Financial inclusion for clean energy access
Access to formal credit facilities and offering competitive lending terms makes investing in clean energy more attractive and viable for low-income communities. While India’s “unbanked population” is one of the largest in the world, bigger than 220 other countries. Millions of new accounts have been opened in India over the last five years. Similar to bank accounts, an initial step for financial inclusion is having identity cards. Over the last two years, with help from SEWA, a majority of salt farmer households obtained identification documents for the first time, making it easier for them to open bank accounts and take loans for buying solar water pumps. National development finance institutions like the National Bank for Agriculture & Rural Development (NABARD) and Small Industries Development Bank of India (SIDBI) are exploring opportunities to better serve rural communities. Integrating clean energy with financial inclusion goals can be effective in scaling these efforts across the country.
Creating employment for India’s growing workforce
Clean energy deployment provides a tremendous opportunity to create domestic jobs for a fast-growing young population. Analysis by NRDC and our partner the Council on Energy, Environment and Water (CEEW) shows that distributed solar creates more jobs per unit of energy produced than any other energy source.
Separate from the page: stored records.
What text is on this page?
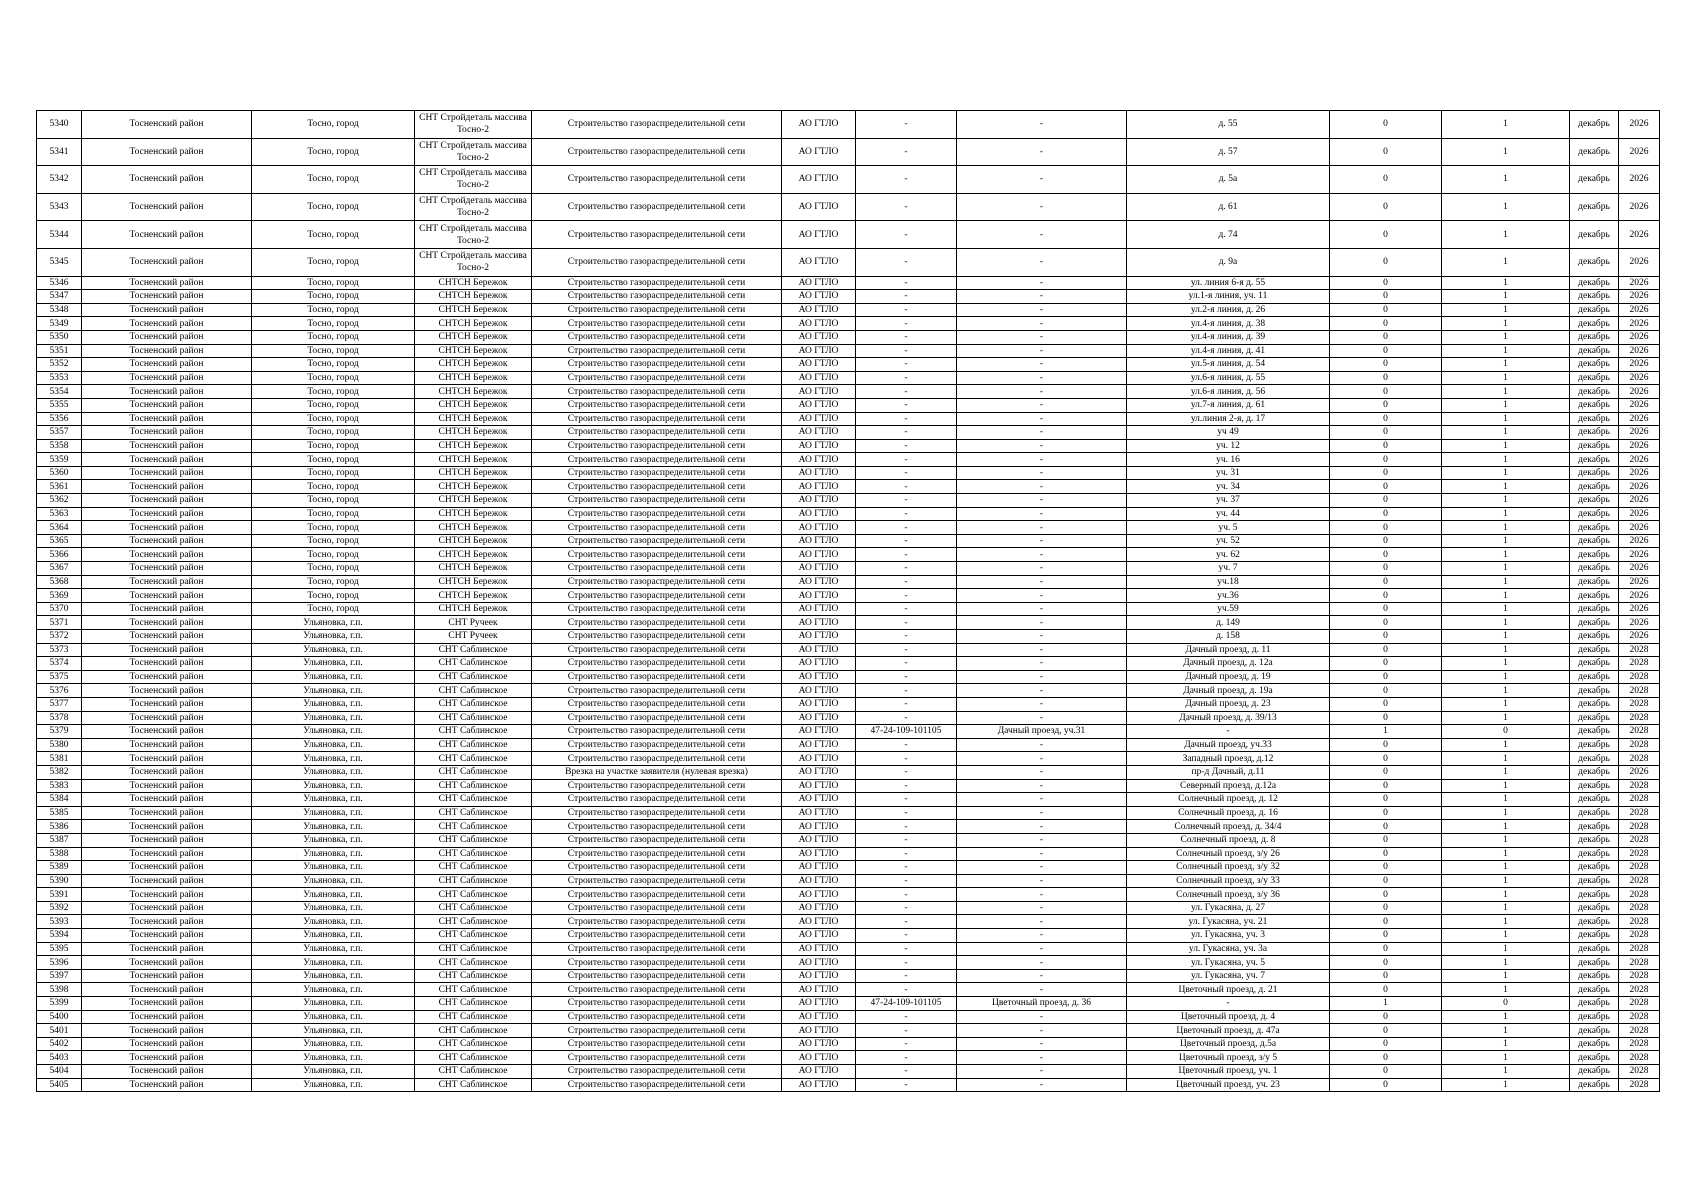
5340	Тосненский район	Тосно, город	СНТ Стройдеталь массива Тосно-2	Строительство газораспределительной сети	АО ГТЛО	-	-	д. 55	0	1	декабрь	2026
5341	Тосненский район	Тосно, город	СНТ Стройдеталь массива Тосно-2	Строительство газораспределительной сети	АО ГТЛО	-	-	д. 57	0	1	декабрь	2026
5342	Тосненский район	Тосно, город	СНТ Стройдеталь массива Тосно-2	Строительство газораспределительной сети	АО ГТЛО	-	-	д. 5а	0	1	декабрь	2026
5343	Тосненский район	Тосно, город	СНТ Стройдеталь массива Тосно-2	Строительство газораспределительной сети	АО ГТЛО	-	-	д. 61	0	1	декабрь	2026
5344	Тосненский район	Тосно, город	СНТ Стройдеталь массива Тосно-2	Строительство газораспределительной сети	АО ГТЛО	-	-	д. 74	0	1	декабрь	2026
5345	Тосненский район	Тосно, город	СНТ Стройдеталь массива Тосно-2	Строительство газораспределительной сети	АО ГТЛО	-	-	д. 9а	0	1	декабрь	2026
5346	Тосненский район	Тосно, город	СНТСН Бережок	Строительство газораспределительной сети	АО ГТЛО	-	-	ул. линия 6-я д. 55	0	1	декабрь	2026
5347	Тосненский район	Тосно, город	СНТСН Бережок	Строительство газораспределительной сети	АО ГТЛО	-	-	ул.1-я линия, уч. 11	0	1	декабрь	2026
5348	Тосненский район	Тосно, город	СНТСН Бережок	Строительство газораспределительной сети	АО ГТЛО	-	-	ул.2-я линия, д. 26	0	1	декабрь	2026
5349	Тосненский район	Тосно, город	СНТСН Бережок	Строительство газораспределительной сети	АО ГТЛО	-	-	ул.4-я линия, д. 38	0	1	декабрь	2026
5350	Тосненский район	Тосно, город	СНТСН Бережок	Строительство газораспределительной сети	АО ГТЛО	-	-	ул.4-я линия, д. 39	0	1	декабрь	2026
5351	Тосненский район	Тосно, город	СНТСН Бережок	Строительство газораспределительной сети	АО ГТЛО	-	-	ул.4-я линия, д. 41	0	1	декабрь	2026
5352	Тосненский район	Тосно, город	СНТСН Бережок	Строительство газораспределительной сети	АО ГТЛО	-	-	ул.5-я линия, д. 54	0	1	декабрь	2026
5353	Тосненский район	Тосно, город	СНТСН Бережок	Строительство газораспределительной сети	АО ГТЛО	-	-	ул.6-я линия, д. 55	0	1	декабрь	2026
5354	Тосненский район	Тосно, город	СНТСН Бережок	Строительство газораспределительной сети	АО ГТЛО	-	-	ул.6-я линия, д. 56	0	1	декабрь	2026
5355	Тосненский район	Тосно, город	СНТСН Бережок	Строительство газораспределительной сети	АО ГТЛО	-	-	ул.7-я линия, д. 61	0	1	декабрь	2026
5356	Тосненский район	Тосно, город	СНТСН Бережок	Строительство газораспределительной сети	АО ГТЛО	-	-	ул.линия 2-я, д. 17	0	1	декабрь	2026
5357	Тосненский район	Тосно, город	СНТСН Бережок	Строительство газораспределительной сети	АО ГТЛО	-	-	уч 49	0	1	декабрь	2026
5358	Тосненский район	Тосно, город	СНТСН Бережок	Строительство газораспределительной сети	АО ГТЛО	-	-	уч. 12	0	1	декабрь	2026
5359	Тосненский район	Тосно, город	СНТСН Бережок	Строительство газораспределительной сети	АО ГТЛО	-	-	уч. 16	0	1	декабрь	2026
5360	Тосненский район	Тосно, город	СНТСН Бережок	Строительство газораспределительной сети	АО ГТЛО	-	-	уч. 31	0	1	декабрь	2026
5361	Тосненский район	Тосно, город	СНТСН Бережок	Строительство газораспределительной сети	АО ГТЛО	-	-	уч. 34	0	1	декабрь	2026
5362	Тосненский район	Тосно, город	СНТСН Бережок	Строительство газораспределительной сети	АО ГТЛО	-	-	уч. 37	0	1	декабрь	2026
5363	Тосненский район	Тосно, город	СНТСН Бережок	Строительство газораспределительной сети	АО ГТЛО	-	-	уч. 44	0	1	декабрь	2026
5364	Тосненский район	Тосно, город	СНТСН Бережок	Строительство газораспределительной сети	АО ГТЛО	-	-	уч. 5	0	1	декабрь	2026
5365	Тосненский район	Тосно, город	СНТСН Бережок	Строительство газораспределительной сети	АО ГТЛО	-	-	уч. 52	0	1	декабрь	2026
5366	Тосненский район	Тосно, город	СНТСН Бережок	Строительство газораспределительной сети	АО ГТЛО	-	-	уч. 62	0	1	декабрь	2026
5367	Тосненский район	Тосно, город	СНТСН Бережок	Строительство газораспределительной сети	АО ГТЛО	-	-	уч. 7	0	1	декабрь	2026
5368	Тосненский район	Тосно, город	СНТСН Бережок	Строительство газораспределительной сети	АО ГТЛО	-	-	уч.18	0	1	декабрь	2026
5369	Тосненский район	Тосно, город	СНТСН Бережок	Строительство газораспределительной сети	АО ГТЛО	-	-	уч.36	0	1	декабрь	2026
5370	Тосненский район	Тосно, город	СНТСН Бережок	Строительство газораспределительной сети	АО ГТЛО	-	-	уч.59	0	1	декабрь	2026
5371	Тосненский район	Ульяновка, г.п.	СНТ Ручеек	Строительство газораспределительной сети	АО ГТЛО	-	-	д. 149	0	1	декабрь	2026
5372	Тосненский район	Ульяновка, г.п.	СНТ Ручеек	Строительство газораспределительной сети	АО ГТЛО	-	-	д. 158	0	1	декабрь	2026
5373	Тосненский район	Ульяновка, г.п.	СНТ Саблинское	Строительство газораспределительной сети	АО ГТЛО	-	-	Дачный проезд, д. 11	0	1	декабрь	2028
5374	Тосненский район	Ульяновка, г.п.	СНТ Саблинское	Строительство газораспределительной сети	АО ГТЛО	-	-	Дачный проезд, д. 12а	0	1	декабрь	2028
5375	Тосненский район	Ульяновка, г.п.	СНТ Саблинское	Строительство газораспределительной сети	АО ГТЛО	-	-	Дачный проезд, д. 19	0	1	декабрь	2028
5376	Тосненский район	Ульяновка, г.п.	СНТ Саблинское	Строительство газораспределительной сети	АО ГТЛО	-	-	Дачный проезд, д. 19а	0	1	декабрь	2028
5377	Тосненский район	Ульяновка, г.п.	СНТ Саблинское	Строительство газораспределительной сети	АО ГТЛО	-	-	Дачный проезд, д. 23	0	1	декабрь	2028
5378	Тосненский район	Ульяновка, г.п.	СНТ Саблинское	Строительство газораспределительной сети	АО ГТЛО	-	-	Дачный проезд, д. 39/13	0	1	декабрь	2028
5379	Тосненский район	Ульяновка, г.п.	СНТ Саблинское	Строительство газораспределительной сети	АО ГТЛО	47-24-109-101105	Дачный проезд, уч.31	-	1	0	декабрь	2028
5380	Тосненский район	Ульяновка, г.п.	СНТ Саблинское	Строительство газораспределительной сети	АО ГТЛО	-	-	Дачный проезд, уч.33	0	1	декабрь	2028
5381	Тосненский район	Ульяновка, г.п.	СНТ Саблинское	Строительство газораспределительной сети	АО ГТЛО	-	-	Западный проезд, д.12	0	1	декабрь	2028
5382	Тосненский район	Ульяновка, г.п.	СНТ Саблинское	Врезка на участке заявителя (нулевая врезка)	АО ГТЛО	-	-	пр-д Дачный, д.11	0	1	декабрь	2026
5383	Тосненский район	Ульяновка, г.п.	СНТ Саблинское	Строительство газораспределительной сети	АО ГТЛО	-	-	Северный проезд, д.12а	0	1	декабрь	2028
5384	Тосненский район	Ульяновка, г.п.	СНТ Саблинское	Строительство газораспределительной сети	АО ГТЛО	-	-	Солнечный проезд, д. 12	0	1	декабрь	2028
5385	Тосненский район	Ульяновка, г.п.	СНТ Саблинское	Строительство газораспределительной сети	АО ГТЛО	-	-	Солнечный проезд, д. 16	0	1	декабрь	2028
5386	Тосненский район	Ульяновка, г.п.	СНТ Саблинское	Строительство газораспределительной сети	АО ГТЛО	-	-	Солнечный проезд, д. 34/4	0	1	декабрь	2028
5387	Тосненский район	Ульяновка, г.п.	СНТ Саблинское	Строительство газораспределительной сети	АО ГТЛО	-	-	Солнечный проезд, д. 8	0	1	декабрь	2028
5388	Тосненский район	Ульяновка, г.п.	СНТ Саблинское	Строительство газораспределительной сети	АО ГТЛО	-	-	Солнечный проезд, з/у 26	0	1	декабрь	2028
5389	Тосненский район	Ульяновка, г.п.	СНТ Саблинское	Строительство газораспределительной сети	АО ГТЛО	-	-	Солнечный проезд, з/у 32	0	1	декабрь	2028
5390	Тосненский район	Ульяновка, г.п.	СНТ Саблинское	Строительство газораспределительной сети	АО ГТЛО	-	-	Солнечный проезд, з/у 33	0	1	декабрь	2028
5391	Тосненский район	Ульяновка, г.п.	СНТ Саблинское	Строительство газораспределительной сети	АО ГТЛО	-	-	Солнечный проезд, з/у 36	0	1	декабрь	2028
5392	Тосненский район	Ульяновка, г.п.	СНТ Саблинское	Строительство газораспределительной сети	АО ГТЛО	-	-	ул. Гукасяна, д. 27	0	1	декабрь	2028
5393	Тосненский район	Ульяновка, г.п.	СНТ Саблинское	Строительство газораспределительной сети	АО ГТЛО	-	-	ул. Гукасяна, уч. 21	0	1	декабрь	2028
5394	Тосненский район	Ульяновка, г.п.	СНТ Саблинское	Строительство газораспределительной сети	АО ГТЛО	-	-	ул. Гукасяна, уч. 3	0	1	декабрь	2028
5395	Тосненский район	Ульяновка, г.п.	СНТ Саблинское	Строительство газораспределительной сети	АО ГТЛО	-	-	ул. Гукасяна, уч. 3а	0	1	декабрь	2028
5396	Тосненский район	Ульяновка, г.п.	СНТ Саблинское	Строительство газораспределительной сети	АО ГТЛО	-	-	ул. Гукасяна, уч. 5	0	1	декабрь	2028
5397	Тосненский район	Ульяновка, г.п.	СНТ Саблинское	Строительство газораспределительной сети	АО ГТЛО	-	-	ул. Гукасяна, уч. 7	0	1	декабрь	2028
5398	Тосненский район	Ульяновка, г.п.	СНТ Саблинское	Строительство газораспределительной сети	АО ГТЛО	-	-	Цветочный проезд, д. 21	0	1	декабрь	2028
5399	Тосненский район	Ульяновка, г.п.	СНТ Саблинское	Строительство газораспределительной сети	АО ГТЛО	47-24-109-101105	Цветочный проезд, д. 36	-	1	0	декабрь	2028
5400	Тосненский район	Ульяновка, г.п.	СНТ Саблинское	Строительство газораспределительной сети	АО ГТЛО	-	-	Цветочный проезд, д. 4	0	1	декабрь	2028
5401	Тосненский район	Ульяновка, г.п.	СНТ Саблинское	Строительство газораспределительной сети	АО ГТЛО	-	-	Цветочный проезд, д. 47а	0	1	декабрь	2028
5402	Тосненский район	Ульяновка, г.п.	СНТ Саблинское	Строительство газораспределительной сети	АО ГТЛО	-	-	Цветочный проезд, д.5а	0	1	декабрь	2028
5403	Тосненский район	Ульяновка, г.п.	СНТ Саблинское	Строительство газораспределительной сети	АО ГТЛО	-	-	Цветочный проезд, з/у 5	0	1	декабрь	2028
5404	Тосненский район	Ульяновка, г.п.	СНТ Саблинское	Строительство газораспределительной сети	АО ГТЛО	-	-	Цветочный проезд, уч. 1	0	1	декабрь	2028
5405	Тосненский район	Ульяновка, г.п.	СНТ Саблинское	Строительство газораспределительной сети	АО ГТЛО	-	-	Цветочный проезд, уч. 23	0	1	декабрь	2028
Renewable energy requires personnel with all skill levels. Inspiring energy delivery models including basic troubleshooting, operations and maintenance of equipment are already emerging in villages and small towns accompanying installation of solar modules and min-grids. We are working with Skills Council for Green Jobs and other stakeholders in identifying and filling the skill gap to meet clean energy requirements.
India has made remarkable progress in rapidly scaling up clean energy over the last five years. While most of the installed capacity has come in the form of grid-connected utility scale projects, the off-grid market is a major opportunity. Developing and implementing strong policies, and increasing the flow of investment into clean energy access in the next few years will be critical to shape India’s success in empowering the country’s vast underserved population and unlocking the true value of freedom for all its citizens.